Mile-stone: Jim Ryun wants to see 4-minute mark challenged more at high school level

Kansas runner Jim Ryun, left, attempts to pass Missouri’s Glenn Ogden in this file photo. Ryun was the first high schooler to run a sub-four-minute mile. The distance isn’t run often at the high school level anymore.

The adidas-351 track spikes bear the numbers of Jim Ryun’s world-record mile (3:51.1) that stood for more than seven years, but Ryun didn’t always have shoes named after him.

Sub-four-minute high school milers

Jim Ryun, 3:59.0 (1964)

Tim Danielson, 3:59.4 (1966)

Marty Liquori, 3:59.8 (1967)

Alan Webb, 3:53.43 (2001)

In fact, he didn’t always have shoes on his feet.

During Ryun’s sophomore year at Wichita East High, coach Bob Timmons had the team experimenting with running cross country barefoot. On many courses, prickly weeds could make that a painful, even dangerous practice, but Timmons had a solution for that in preparation for the state meet in Emporia.

“The course was around the airport, and a couple of weeks before it, coach Timmons had us dig all the rough spots, the prickly stuff, out of the course so we wouldn’t hurt our feet” Ryun remembered. “We did all that digging for nothing. There was freezing snow on the ground the day of the race, and we ran barefoot in the snow.”

In those days, parents of high school athletes didn’t bring as much oversight/interference as today.

“In our day it was, ‘OK, coach, what do we need to do?’ and we’d do it,” Ryun said. “Running barefoot today you might have a lot of questions about that.”

Timmons, who also coached Ryun at Kansas University, was noted for putting runners through rigorous workouts, the likes of which never would be tolerated in today’s world, especially at the high school level. Ryun never has complained, and his records prove Timmons’ methods worked for him.

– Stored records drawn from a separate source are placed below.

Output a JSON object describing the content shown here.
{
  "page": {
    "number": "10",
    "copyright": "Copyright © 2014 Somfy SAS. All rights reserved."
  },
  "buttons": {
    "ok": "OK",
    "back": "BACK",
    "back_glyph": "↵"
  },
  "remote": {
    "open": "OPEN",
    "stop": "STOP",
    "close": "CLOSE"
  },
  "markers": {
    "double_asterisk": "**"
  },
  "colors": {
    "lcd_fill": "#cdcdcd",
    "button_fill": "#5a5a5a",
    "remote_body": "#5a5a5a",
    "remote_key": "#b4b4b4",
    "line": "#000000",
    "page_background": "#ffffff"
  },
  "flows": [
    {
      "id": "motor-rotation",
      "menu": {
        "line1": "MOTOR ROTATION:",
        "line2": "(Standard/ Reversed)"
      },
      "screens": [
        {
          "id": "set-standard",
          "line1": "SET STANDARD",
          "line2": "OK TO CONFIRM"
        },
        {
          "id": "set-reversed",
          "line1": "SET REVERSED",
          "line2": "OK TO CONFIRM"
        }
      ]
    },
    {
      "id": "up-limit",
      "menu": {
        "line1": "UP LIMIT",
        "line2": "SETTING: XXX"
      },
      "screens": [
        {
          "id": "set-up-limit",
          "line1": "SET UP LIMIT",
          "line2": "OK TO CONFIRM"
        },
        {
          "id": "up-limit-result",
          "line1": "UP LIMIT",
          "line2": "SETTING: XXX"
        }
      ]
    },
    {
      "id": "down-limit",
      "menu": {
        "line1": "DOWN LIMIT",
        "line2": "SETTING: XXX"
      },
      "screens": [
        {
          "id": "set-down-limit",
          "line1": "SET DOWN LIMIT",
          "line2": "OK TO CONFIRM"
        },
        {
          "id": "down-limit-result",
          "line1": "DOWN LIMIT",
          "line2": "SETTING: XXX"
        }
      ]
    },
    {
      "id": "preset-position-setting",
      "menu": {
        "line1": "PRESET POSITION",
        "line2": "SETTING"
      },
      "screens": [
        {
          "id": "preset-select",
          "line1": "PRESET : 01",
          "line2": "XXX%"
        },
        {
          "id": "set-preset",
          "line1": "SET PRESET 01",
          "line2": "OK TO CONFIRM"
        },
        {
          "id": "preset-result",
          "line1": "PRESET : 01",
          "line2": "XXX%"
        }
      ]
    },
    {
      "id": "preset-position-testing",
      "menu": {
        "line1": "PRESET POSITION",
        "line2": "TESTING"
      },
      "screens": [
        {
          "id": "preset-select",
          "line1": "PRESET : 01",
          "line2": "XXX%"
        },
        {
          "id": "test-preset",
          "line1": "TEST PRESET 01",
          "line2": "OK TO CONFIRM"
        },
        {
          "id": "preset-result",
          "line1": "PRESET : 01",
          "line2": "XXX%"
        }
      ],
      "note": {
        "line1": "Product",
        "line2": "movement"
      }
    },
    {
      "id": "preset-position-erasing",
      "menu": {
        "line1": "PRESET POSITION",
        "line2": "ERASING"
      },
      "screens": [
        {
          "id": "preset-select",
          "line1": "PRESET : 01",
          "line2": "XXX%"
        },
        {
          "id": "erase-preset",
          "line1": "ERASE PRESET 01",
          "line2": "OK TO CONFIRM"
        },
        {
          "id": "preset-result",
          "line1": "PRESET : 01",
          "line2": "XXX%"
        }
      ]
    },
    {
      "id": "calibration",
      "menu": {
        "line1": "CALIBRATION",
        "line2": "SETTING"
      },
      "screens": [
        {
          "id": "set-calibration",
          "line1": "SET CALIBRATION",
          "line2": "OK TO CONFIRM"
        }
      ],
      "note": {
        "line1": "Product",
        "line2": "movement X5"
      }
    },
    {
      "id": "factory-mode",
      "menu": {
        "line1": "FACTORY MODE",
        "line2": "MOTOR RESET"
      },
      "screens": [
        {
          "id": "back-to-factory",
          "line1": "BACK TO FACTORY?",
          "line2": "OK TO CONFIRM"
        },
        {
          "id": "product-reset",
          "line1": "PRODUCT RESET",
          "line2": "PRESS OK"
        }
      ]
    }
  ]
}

Less rigorous training methods for young runners is one theory offered as to why even today’s elite high school runners can’t seem to break the four-minute-mile barrier any more. Another reason: The distance isn’t run as often, usually replaced by the 1,600 meters.

Ryun, the first high school runner to break the four-minute barrier, would like to see high school runners push themselves to break the magical mark. He has joined hands with adidas in promoting the Jim Ryun Dream Mile, which made its debut last June in New York City with boys and girls races that brought together the best high school mile runners.

Ryun became the sub-four-minute high school miler in 1964 at the Compton Relays. Tim Danielson (1966), Marty Liquori (1967) and Alan Webb (2001) are the only others. Ryun remains the only runner ever to break the four-minute mark in a high school-only mile.

This year, Ryun said, there will be three regional qualifiers in advance of the final in New York. The final one, Ryun revealed, will be at the Kansas Relays, the others in Southern California and Orlando.

In Ryun’s prime, track and field was a mainstream sport all the time, not just in Olympic sports. What, Ryun was asked, needs to happen to bring back the sport’s popularity?

“I don’t know that there’s any formula I can turn to, however, I really feel an event like this has the potential to generate more interest,” Ryun said.

The more ears that hear Ryun’s story of how he got started in the sport could lead to a serious growth in participation at the high school ranks. He didn’t start out as a superior athlete. Quite the contrary.

Cut from the baseball team in grade school, Ryun said he was tall entering the seventh grade.

“The gym teacher was also the basketball coach,” Ryun said. “He invited me to try out. I was thinking I was going to be a famous basketball player and make a lot of money. Halfway through the first practice, he told me to hang my jersey on the door. He cut me before the first practice was over. He was only doing his job.”

When he was in junior high and holding his grandmother’s Bible, Ryun said a quick prayer: “Dear God, if you’ve got a plan for me, I wish you’d show up soon with it.”

Ryun went out for track in junior high and had a plan to stay one step ahead of the chopping block.

“I started out as a sprinter,” Ryun said. “As soon as it was time for the coach to come up and cut me, I switched to the hurdles. Before he could cut me, I did the pole vault. And when I was about to get cut, I became a high jumper. I rotated all around so that I wouldn’t get cut. Once I got to the quarter-mile run, I survived.”

He remembered his first quarter-mile race on a cinder track.

“We never trained for it,” he said. “They’d bring out the pistol and shoot the gun to start it. The first part was great, the last part terrible.”

The first time Ryun was clocked in the mile, he said, he ran 5:38. That number and every other milestone mile of his life is printed on the rim of the adidas-351 spikes. There also is a Ryun-inspired line of clothing adidas is marketing that will be worn by the KU track and field athletes.

Ryun’s high school mile record of 3:55.3 stood until Webb broke it with a 3:53.43 in 2001. Don’t look for anyone to challenge that mark this year, but it won’t be because Ryun isn’t rooting for it to happen.